1) Name your beneficiaries – while you can.  And keep them updated!  Did you realize that accounts and policies which require beneficiaries often supersede a Will and pass outside of your estate?  That means whoever you name as beneficiary will receive the $’s.  And it’s true that many people fail to name them… and their reasons cited as to why are often weak.  So, make sure you name beneficiaries (and contingent beneficiaries) on your retirement accounts, IRAs, life insurance policies, etc.  In addition, you can often name other accounts as “TOD” accounts which are authorized to “Transfer on Death” when one occurs.  After you do this, remember to keep your beneficiaries updated as life goes on…

2) Protect your kids – from hurting themselves.  Families today often fail to realize one of the most basic truths about their children:  minors don’t know how to manage wealth.  When we were young, we hadn’t developed sound spending and savings principles that we later leaned out of necessity, or from years of life experiences.  But in adolescence most follow the crowd, spend on impulse, and waste $’s on unneeded things.  This can wreck a hard-built plan pretty fast.  Remember, as a child we didn’t think about our future because our parents took care of everything.  But when the parents are no longer around, it can be difficult to manage life – and to pay the bills.  Work with a competent attorney who can use a Will or even a trust to set up parameters that benefit your family.  You can create “sprinkling clauses” to pass wealth on to children at specific ages instead of all at once.  You can name that trusted guardian to raise your children like you would.  And yes, you can even leave your baseball card collection to that charity you trust.

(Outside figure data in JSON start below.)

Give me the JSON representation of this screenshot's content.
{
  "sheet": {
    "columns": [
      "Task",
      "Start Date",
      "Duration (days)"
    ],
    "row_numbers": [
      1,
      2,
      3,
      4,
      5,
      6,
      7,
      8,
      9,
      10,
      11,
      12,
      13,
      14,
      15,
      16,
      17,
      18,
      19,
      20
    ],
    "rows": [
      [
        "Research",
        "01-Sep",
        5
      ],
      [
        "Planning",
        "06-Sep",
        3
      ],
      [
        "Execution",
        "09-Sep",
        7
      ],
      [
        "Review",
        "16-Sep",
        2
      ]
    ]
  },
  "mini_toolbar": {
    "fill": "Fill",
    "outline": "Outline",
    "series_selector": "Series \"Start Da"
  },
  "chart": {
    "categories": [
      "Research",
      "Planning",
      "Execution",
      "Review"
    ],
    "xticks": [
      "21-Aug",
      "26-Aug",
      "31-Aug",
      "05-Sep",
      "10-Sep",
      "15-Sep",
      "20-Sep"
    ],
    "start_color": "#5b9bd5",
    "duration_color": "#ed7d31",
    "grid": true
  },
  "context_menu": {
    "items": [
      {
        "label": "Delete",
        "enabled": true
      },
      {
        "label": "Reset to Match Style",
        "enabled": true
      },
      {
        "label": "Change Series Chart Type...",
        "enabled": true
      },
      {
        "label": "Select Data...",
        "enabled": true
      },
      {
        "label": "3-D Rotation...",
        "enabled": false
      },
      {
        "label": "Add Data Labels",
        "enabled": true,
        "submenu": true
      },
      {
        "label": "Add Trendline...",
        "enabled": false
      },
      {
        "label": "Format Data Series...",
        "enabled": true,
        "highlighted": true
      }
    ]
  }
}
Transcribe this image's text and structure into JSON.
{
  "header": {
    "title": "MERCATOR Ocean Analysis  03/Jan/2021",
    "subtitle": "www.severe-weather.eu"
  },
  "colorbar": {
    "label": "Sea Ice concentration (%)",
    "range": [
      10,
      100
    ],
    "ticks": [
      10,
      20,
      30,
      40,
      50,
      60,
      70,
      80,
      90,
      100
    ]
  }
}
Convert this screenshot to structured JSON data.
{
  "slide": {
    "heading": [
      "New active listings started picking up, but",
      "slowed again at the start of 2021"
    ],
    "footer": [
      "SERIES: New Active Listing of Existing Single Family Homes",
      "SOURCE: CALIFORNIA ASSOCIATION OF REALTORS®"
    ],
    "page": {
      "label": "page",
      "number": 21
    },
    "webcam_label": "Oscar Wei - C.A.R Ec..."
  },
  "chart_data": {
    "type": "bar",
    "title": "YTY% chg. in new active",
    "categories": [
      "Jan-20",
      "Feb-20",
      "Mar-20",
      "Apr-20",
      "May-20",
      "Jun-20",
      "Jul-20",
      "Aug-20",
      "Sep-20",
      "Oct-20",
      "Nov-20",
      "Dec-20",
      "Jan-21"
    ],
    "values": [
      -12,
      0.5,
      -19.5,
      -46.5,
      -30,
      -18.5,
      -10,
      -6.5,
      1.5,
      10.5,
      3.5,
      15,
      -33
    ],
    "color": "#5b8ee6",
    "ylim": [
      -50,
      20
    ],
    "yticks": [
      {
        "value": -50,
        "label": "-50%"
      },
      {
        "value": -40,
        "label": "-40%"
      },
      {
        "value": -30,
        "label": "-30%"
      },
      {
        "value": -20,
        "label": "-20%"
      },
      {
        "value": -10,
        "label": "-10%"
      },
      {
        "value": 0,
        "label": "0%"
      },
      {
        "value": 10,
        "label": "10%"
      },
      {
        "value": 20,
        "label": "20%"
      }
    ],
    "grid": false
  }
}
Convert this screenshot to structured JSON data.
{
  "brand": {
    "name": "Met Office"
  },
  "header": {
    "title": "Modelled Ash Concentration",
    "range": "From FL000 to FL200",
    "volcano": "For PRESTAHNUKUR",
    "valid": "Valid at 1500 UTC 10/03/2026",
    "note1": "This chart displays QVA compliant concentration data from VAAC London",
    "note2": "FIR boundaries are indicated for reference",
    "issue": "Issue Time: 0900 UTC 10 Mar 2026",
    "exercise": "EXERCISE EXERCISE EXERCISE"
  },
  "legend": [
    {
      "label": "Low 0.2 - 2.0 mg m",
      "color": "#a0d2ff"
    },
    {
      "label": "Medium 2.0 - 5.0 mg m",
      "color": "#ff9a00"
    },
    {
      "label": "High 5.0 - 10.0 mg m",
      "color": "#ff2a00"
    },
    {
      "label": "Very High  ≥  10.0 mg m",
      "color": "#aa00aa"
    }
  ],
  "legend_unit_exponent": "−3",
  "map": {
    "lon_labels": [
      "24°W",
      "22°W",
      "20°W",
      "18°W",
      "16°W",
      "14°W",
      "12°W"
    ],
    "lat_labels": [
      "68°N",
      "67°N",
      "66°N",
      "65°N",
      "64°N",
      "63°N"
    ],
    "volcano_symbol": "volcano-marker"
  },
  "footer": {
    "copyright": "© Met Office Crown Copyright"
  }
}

3) Let others help you – when you can’t help yourself.  Often overlooked, make sure you have named someone to help out when you aren’t able to make decisions… health, life and yes, even investment decisions.  If you become incompetent, you need a power of attorney in place that gives authority to a named individual to act on your behalf, and to sign for you (under certain circumstances).  Yes, this even applies to your spouse.  Make sure you check into this and have the proper documents in place before something happens… even before leaving the country or traveling to that remote area where no one can reach you by cell!